On behalf of the Metropolitan Council, Environmental Financial Group Inc. generated a matrix of water conservation programs with detailed information about the costs and benefits of the programs. Tools were also developed to allow users to calculate potential water savings, estimate program implementation costs, and test the effects of various water conservation programs and rate structures.
This project will support a civic engagement cohort that will be offered in southwest Minnesota to foster partnering and build capacity of local government, organizations, and residents for effective civic engagement in water protection and restoration. This project will also build networks and the skill set of local resource professionals to do effective civic engagement work for water restoration and protection. The cohort will be administered through the Minnesota River Board (MRB), established in 1995 with a goal of focusing water management efforts on the local level.
This project will consist of identifying the candidate causes of biological stress and to develop and implement a public and stakeholder participation process that encourages local ownership of water quality problems and solutions. The Stressor ID process will be done using existing data, identifying data gaps, gathering new data, developing load duration curves, and refinement of the candidate causes. The civic engagement work will include compiling and reviewing existing data on community capacity and assessing that information.
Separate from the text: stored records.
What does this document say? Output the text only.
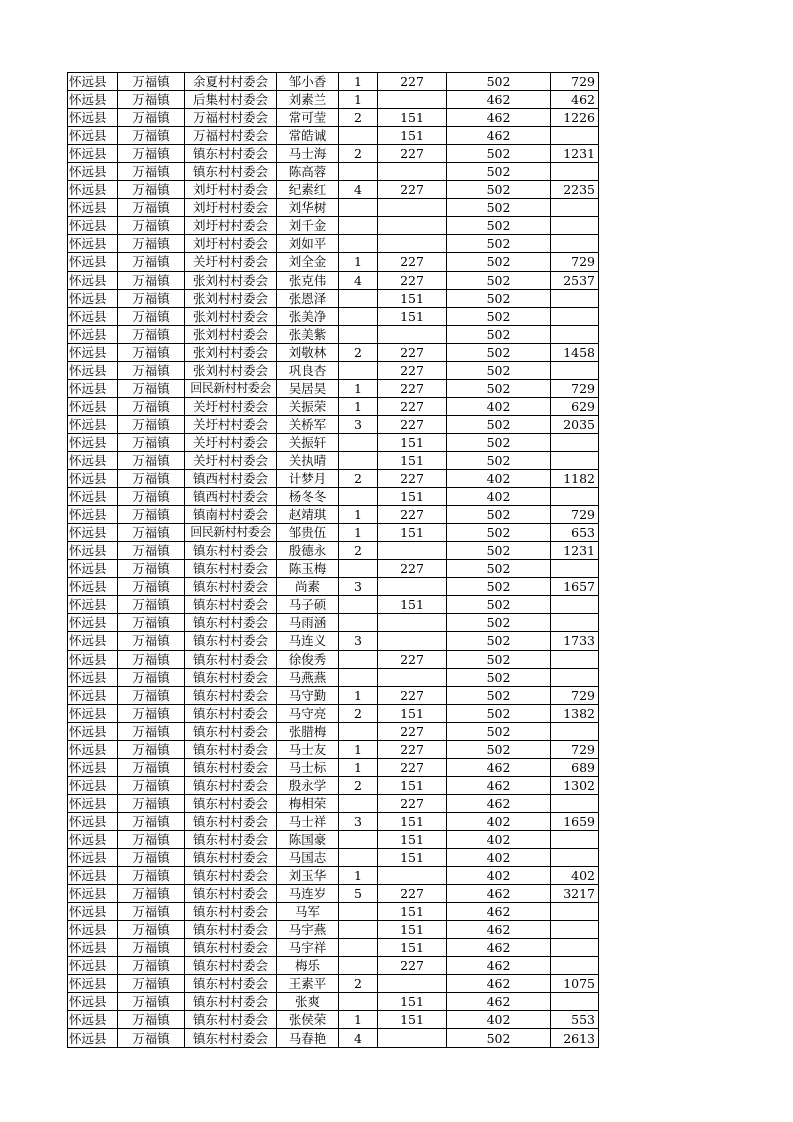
怀远县	万福镇	余夏村村委会	邹小香	1	227	502	729
怀远县	万福镇	后集村村委会	刘素兰	1		462	462
怀远县	万福镇	万福村村委会	常可莹	2	151	462	1226
怀远县	万福镇	万福村村委会	常皓诚		151	462	
怀远县	万福镇	镇东村村委会	马士海	2	227	502	1231
怀远县	万福镇	镇东村村委会	陈高蓉			502	
怀远县	万福镇	刘圩村村委会	纪素红	4	227	502	2235
怀远县	万福镇	刘圩村村委会	刘华树			502	
怀远县	万福镇	刘圩村村委会	刘千金			502	
怀远县	万福镇	刘圩村村委会	刘如平			502	
怀远县	万福镇	关圩村村委会	刘全金	1	227	502	729
怀远县	万福镇	张刘村村委会	张克伟	4	227	502	2537
怀远县	万福镇	张刘村村委会	张恩泽		151	502	
怀远县	万福镇	张刘村村委会	张美净		151	502	
怀远县	万福镇	张刘村村委会	张美紫			502	
怀远县	万福镇	张刘村村委会	刘敬林	2	227	502	1458
怀远县	万福镇	张刘村村委会	巩良杏		227	502	
怀远县	万福镇	回民新村村委会	吴居昊	1	227	502	729
怀远县	万福镇	关圩村村委会	关振荣	1	227	402	629
怀远县	万福镇	关圩村村委会	关桥军	3	227	502	2035
怀远县	万福镇	关圩村村委会	关振轩		151	502	
怀远县	万福镇	关圩村村委会	关执晴		151	502	
怀远县	万福镇	镇西村村委会	计梦月	2	227	402	1182
怀远县	万福镇	镇西村村委会	杨冬冬		151	402	
怀远县	万福镇	镇南村村委会	赵靖琪	1	227	502	729
怀远县	万福镇	回民新村村委会	邹贵伍	1	151	502	653
怀远县	万福镇	镇东村村委会	殷德永	2		502	1231
怀远县	万福镇	镇东村村委会	陈玉梅		227	502	
怀远县	万福镇	镇东村村委会	尚素	3		502	1657
怀远县	万福镇	镇东村村委会	马子硕		151	502	
怀远县	万福镇	镇东村村委会	马雨涵			502	
怀远县	万福镇	镇东村村委会	马连义	3		502	1733
怀远县	万福镇	镇东村村委会	徐俊秀		227	502	
怀远县	万福镇	镇东村村委会	马燕燕			502	
怀远县	万福镇	镇东村村委会	马守勤	1	227	502	729
怀远县	万福镇	镇东村村委会	马守亮	2	151	502	1382
怀远县	万福镇	镇东村村委会	张腊梅		227	502	
怀远县	万福镇	镇东村村委会	马士友	1	227	502	729
怀远县	万福镇	镇东村村委会	马士标	1	227	462	689
怀远县	万福镇	镇东村村委会	殷永学	2	151	462	1302
怀远县	万福镇	镇东村村委会	梅相荣		227	462	
怀远县	万福镇	镇东村村委会	马士祥	3	151	402	1659
怀远县	万福镇	镇东村村委会	陈国豪		151	402	
怀远县	万福镇	镇东村村委会	马国志		151	402	
怀远县	万福镇	镇东村村委会	刘玉华	1		402	402
怀远县	万福镇	镇东村村委会	马连岁	5	227	462	3217
怀远县	万福镇	镇东村村委会	马军		151	462	
怀远县	万福镇	镇东村村委会	马宇燕		151	462	
怀远县	万福镇	镇东村村委会	马宇祥		151	462	
怀远县	万福镇	镇东村村委会	梅乐		227	462	
怀远县	万福镇	镇东村村委会	王素平	2		462	1075
怀远县	万福镇	镇东村村委会	张爽		151	462	
怀远县	万福镇	镇东村村委会	张侯荣	1	151	402	553
怀远县	万福镇	镇东村村委会	马春艳	4		502	2613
This project will build network and the skill set of local resource professionals to do effective civic engagement work for water restoration and protection in Southeast Minnesota. The cohort will be administered through the Southeast Minnesota Water Resources Board (SE MN WRB) which is an area wide Joint Powers Board (JPB) established to help improve and protect the water resources of the area through coordinating local water planning efforts. This JPB has successfully administered water quality grants in the past that have positively impacted the water resources of this region.
This project will complete spatial and temporal revisions , recalibration and validation of 7 watershed HSPF models. These fully functioning calibrated validated executable models will simulate hydrology, sediment (sand, silt, and clay), temperature, phosphorus, nitrogen, dissolved oxygen, biochemical oxygen demand, and algae at the 12-digit HUC subbasin scale (or finer).